Personal information
- Born: Portland, Oregon
- Nationality: American
- Listed height: 6 ft 5 in (1.96 m)
- Listed weight: 210 lb (95 kg)

Career information
- High school: Benson (Portland, Oregon)
- College: Portland (1976–1980)
- NBA draft: 1980: 5th round, 114th overall pick
- Drafted by: Los Angeles Lakers
- Playing career: 1980–1992
- Position: Guard
- Stats at Basketball Reference

= Rick Raivio =

American basketball player

Richard Raivio is an American former professional basketball player.

== Career ==
In high school, Raivio played basketball and football for Benson in Portland, Oregon. In basketball, he was a member of three PIL (Portland Interscholastic League) championship teams and won two state championships. He was inducted into the Portland Interscholastic League Sports Hall of Fame.

In his four-year college career at the University of Portland, Raivio scored 1668 points, which put him second on the all-time scoring list. He grabbed an all-time leading 910 rebounds and also ranked first in field goal percentage (.575) and free throws made (454). He was a three time All-West Coast Athletic Conference selection, the 1979 University of Portland Athlete of the Year and a Scholastic All-American in 1980. He was inducted into the Portland Pilots’ Hall of Fame in 1991. A 6’5’’ forward, Raivio was drafted 163th overall by the Philadelphia 76ers in the 1979 NBA draft. In the 1980 NBA draft, the Los Angeles Lakers selected him 114th overall. In the summer of 1981, Raivio attended the Los Angeles Lakers' rookie camp and played in the Los Angeles Summer League.
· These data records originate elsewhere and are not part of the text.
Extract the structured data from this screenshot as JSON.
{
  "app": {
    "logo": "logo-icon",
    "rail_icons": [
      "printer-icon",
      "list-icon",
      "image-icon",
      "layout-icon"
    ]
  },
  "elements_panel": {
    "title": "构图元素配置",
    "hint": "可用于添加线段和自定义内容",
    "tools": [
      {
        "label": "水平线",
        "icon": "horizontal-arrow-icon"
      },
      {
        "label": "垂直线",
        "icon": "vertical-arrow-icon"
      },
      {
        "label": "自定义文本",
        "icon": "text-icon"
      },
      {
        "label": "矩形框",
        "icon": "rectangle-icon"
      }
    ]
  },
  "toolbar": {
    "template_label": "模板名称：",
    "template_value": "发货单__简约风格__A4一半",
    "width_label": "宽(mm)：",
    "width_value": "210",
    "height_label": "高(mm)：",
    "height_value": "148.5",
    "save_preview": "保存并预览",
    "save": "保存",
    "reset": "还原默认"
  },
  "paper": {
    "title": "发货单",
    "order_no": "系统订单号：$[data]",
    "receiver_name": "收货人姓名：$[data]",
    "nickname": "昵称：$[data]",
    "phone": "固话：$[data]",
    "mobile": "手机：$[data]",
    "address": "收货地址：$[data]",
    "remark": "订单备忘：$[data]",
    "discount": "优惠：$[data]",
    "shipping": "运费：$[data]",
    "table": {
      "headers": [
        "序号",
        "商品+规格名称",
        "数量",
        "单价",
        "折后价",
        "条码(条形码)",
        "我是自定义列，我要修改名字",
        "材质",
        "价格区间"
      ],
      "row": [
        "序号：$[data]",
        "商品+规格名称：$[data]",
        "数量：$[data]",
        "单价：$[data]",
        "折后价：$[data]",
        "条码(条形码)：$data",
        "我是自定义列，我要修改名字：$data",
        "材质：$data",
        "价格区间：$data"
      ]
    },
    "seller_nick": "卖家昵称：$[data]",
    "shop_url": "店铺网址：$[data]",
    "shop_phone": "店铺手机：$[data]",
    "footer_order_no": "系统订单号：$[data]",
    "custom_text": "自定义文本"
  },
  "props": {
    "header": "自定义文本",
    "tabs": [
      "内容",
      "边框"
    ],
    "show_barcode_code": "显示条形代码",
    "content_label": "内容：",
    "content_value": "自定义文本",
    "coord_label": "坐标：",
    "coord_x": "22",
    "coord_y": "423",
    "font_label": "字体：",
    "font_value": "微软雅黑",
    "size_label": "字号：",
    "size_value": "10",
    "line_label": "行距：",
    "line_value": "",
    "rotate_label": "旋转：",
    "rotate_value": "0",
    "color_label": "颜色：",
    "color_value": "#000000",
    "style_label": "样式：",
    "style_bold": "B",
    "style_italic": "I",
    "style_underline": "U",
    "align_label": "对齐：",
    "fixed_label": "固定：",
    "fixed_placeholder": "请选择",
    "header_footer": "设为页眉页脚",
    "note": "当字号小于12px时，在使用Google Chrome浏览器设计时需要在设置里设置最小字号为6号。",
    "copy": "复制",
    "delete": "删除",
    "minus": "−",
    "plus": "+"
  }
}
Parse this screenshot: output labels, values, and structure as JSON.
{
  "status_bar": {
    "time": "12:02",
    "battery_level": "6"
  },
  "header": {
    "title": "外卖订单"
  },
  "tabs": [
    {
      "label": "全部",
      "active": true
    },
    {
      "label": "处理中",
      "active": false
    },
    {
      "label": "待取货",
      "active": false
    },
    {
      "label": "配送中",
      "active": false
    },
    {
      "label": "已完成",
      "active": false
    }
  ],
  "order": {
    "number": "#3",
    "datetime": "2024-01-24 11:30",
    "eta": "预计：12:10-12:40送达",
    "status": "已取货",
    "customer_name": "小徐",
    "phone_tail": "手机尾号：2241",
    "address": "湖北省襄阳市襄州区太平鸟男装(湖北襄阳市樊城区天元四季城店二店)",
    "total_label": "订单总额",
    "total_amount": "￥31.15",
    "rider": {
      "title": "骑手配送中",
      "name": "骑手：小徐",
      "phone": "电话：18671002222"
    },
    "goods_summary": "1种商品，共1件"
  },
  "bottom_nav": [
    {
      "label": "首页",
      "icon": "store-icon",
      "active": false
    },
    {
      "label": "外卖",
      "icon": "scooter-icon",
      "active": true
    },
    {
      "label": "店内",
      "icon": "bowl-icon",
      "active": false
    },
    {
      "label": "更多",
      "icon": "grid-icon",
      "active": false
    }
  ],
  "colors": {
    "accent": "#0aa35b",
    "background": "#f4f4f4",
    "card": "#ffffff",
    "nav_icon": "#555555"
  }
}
Raivio spent his professional career in Europe. He played under American coach Gary Lawrence at Pully Basket in Switzerland. On November 3, 1982, playing in the European competition FIBA Korać Cup with Pully, he scored 40 points against KK Zadar from Yugoslavia, a team which included Stojko Vranković who later would play in the NBA. From 1985 to 1987, Raivio played for Racing Mechelen in Belgium, where he was known as an all-around player.

He went on to play in France. Raivio averaged 30.7 points, 11.5 rebounds as well as 4.9 assists per game for ProB side Montpellier in 1987–88, helping the team move up to the French elite league. In the country's top division, he continued his high scoring ways, averaging 30.2 points per contest in 1988-89 for Montpellier, to go along with 9.9 rebounds and 3.9 assists a game. From 1989 to 1991, he played for AS Monaco in the French league, before rounding out his professional career at Villeurbanne in 1991–92. Subsequently, Raivio returned to the US, settling in the Vancouver area in the state of Washington, where he became a real estate agent.

He is the father of Derek Raivio and Nik Raivio, who both became professional basketball players, and Matt Raivio, who played college basketball.